Sul piano straordinario del 2007 citato come unico buon esempio da Campioni, è intervenuta Roberta Ceccaroni, funzionario del Dipartimento Politiche della Famiglia del Consiglio dei Ministri: "Il piano straordinario ha messo a disposizione 616 milioni di euro, impiegati sino al 2012 dando vita a 55 mila nuove attività. Ma l'offerta è ancora troppo inferiore alla domanda, con una grandissima differenza tra Nord e Sud. Altro problema, è la manutenzione dei servizi e la sostenibilità della gestione, sebbene l'impegno dei comuni italiani tra 2004 e 2009 sia aumentato di oltre il 20 per cento. Andrebbe anche migliorata la comunicazione spesso latente tra i vari soggetti coinvolti".
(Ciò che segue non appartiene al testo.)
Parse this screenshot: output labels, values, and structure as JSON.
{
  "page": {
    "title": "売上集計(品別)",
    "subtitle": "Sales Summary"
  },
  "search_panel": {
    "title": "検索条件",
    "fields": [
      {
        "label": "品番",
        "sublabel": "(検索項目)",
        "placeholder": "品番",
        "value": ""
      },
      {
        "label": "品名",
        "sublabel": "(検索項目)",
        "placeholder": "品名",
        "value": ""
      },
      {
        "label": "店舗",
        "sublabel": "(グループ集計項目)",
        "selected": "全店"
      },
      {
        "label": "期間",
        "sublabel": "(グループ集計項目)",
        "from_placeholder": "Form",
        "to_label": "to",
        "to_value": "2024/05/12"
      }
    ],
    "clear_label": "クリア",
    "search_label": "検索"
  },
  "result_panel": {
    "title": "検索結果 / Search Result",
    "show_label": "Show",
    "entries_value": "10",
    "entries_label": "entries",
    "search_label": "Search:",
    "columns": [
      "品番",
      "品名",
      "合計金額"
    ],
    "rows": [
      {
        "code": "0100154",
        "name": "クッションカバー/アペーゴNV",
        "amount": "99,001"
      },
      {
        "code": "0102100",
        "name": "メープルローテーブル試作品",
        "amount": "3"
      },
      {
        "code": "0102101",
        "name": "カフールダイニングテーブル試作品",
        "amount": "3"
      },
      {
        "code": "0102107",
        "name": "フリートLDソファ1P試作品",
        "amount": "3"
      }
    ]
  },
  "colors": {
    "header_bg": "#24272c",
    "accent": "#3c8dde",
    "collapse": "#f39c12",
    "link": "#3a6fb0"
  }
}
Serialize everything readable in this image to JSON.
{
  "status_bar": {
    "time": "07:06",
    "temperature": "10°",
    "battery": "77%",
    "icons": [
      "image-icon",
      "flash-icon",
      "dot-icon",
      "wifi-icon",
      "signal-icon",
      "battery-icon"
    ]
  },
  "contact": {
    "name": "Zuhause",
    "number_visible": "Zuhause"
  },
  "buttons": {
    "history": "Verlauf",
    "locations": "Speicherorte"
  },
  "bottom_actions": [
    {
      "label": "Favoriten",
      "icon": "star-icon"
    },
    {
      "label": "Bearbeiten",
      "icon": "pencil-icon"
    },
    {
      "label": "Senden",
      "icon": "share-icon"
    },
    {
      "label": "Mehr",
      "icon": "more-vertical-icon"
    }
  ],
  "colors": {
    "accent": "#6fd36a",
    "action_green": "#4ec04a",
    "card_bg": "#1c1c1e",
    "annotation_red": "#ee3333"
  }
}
A Reggio Emilia, secondo i dati presentati dall'assessore all'Educazione Iuna Sassi oltre il 30 per cento del bilancio comunale è investito in attività dedicate ai bambini dagli 0 ai 6 anni, ed è gestito da cooperative, associazioni e, solo per il 19% per cento dallo Stato. In un paio d'anni, la percentuale dei bambini iscritti ai nidi è passata dal 36 al 41,8 per cento, esaurendo la lista d'attesa. Nonostante 1.300 nuovi posti nella scuola dell'infanzia (negli ultimi anni, Reggio ha accolto 40 mila nuovi abitanti e cittadini da tutto il mondo che hanno contribuito a rendere la città la più giovane d'Italia) invece, le iscrizioni sono diminuite di 8 punti percentuali (dal 94 all'86 per cento): alcune famiglie, infatti, complici i tempi particolarmente duri, non richiedono più l'accesso alla scuola dell'infanzia per i figli, sebbene sia un loro diritto. "Andrebbe sempre ricordato che l'accesso gratuito all'istruzione durante il periodo della prima infanzia è un diritto, non un servizio, differenza travisata in tempo di crisi - puntualizzano Sonia Masini, presidente della Provincia di Reggio Emilia e Annamaria Palmieri, assessore alla Scuola di Napoli e membro della Commissione Istruzione e Scuola Anci Nazionale. "Per i servizi per l'infanzia, una visione prettamente economicistica è deprecabile. L'Europa ci chiede di investire nell'istruzione, ma obbliga all'austerità: come possono convivere queste due direttive?".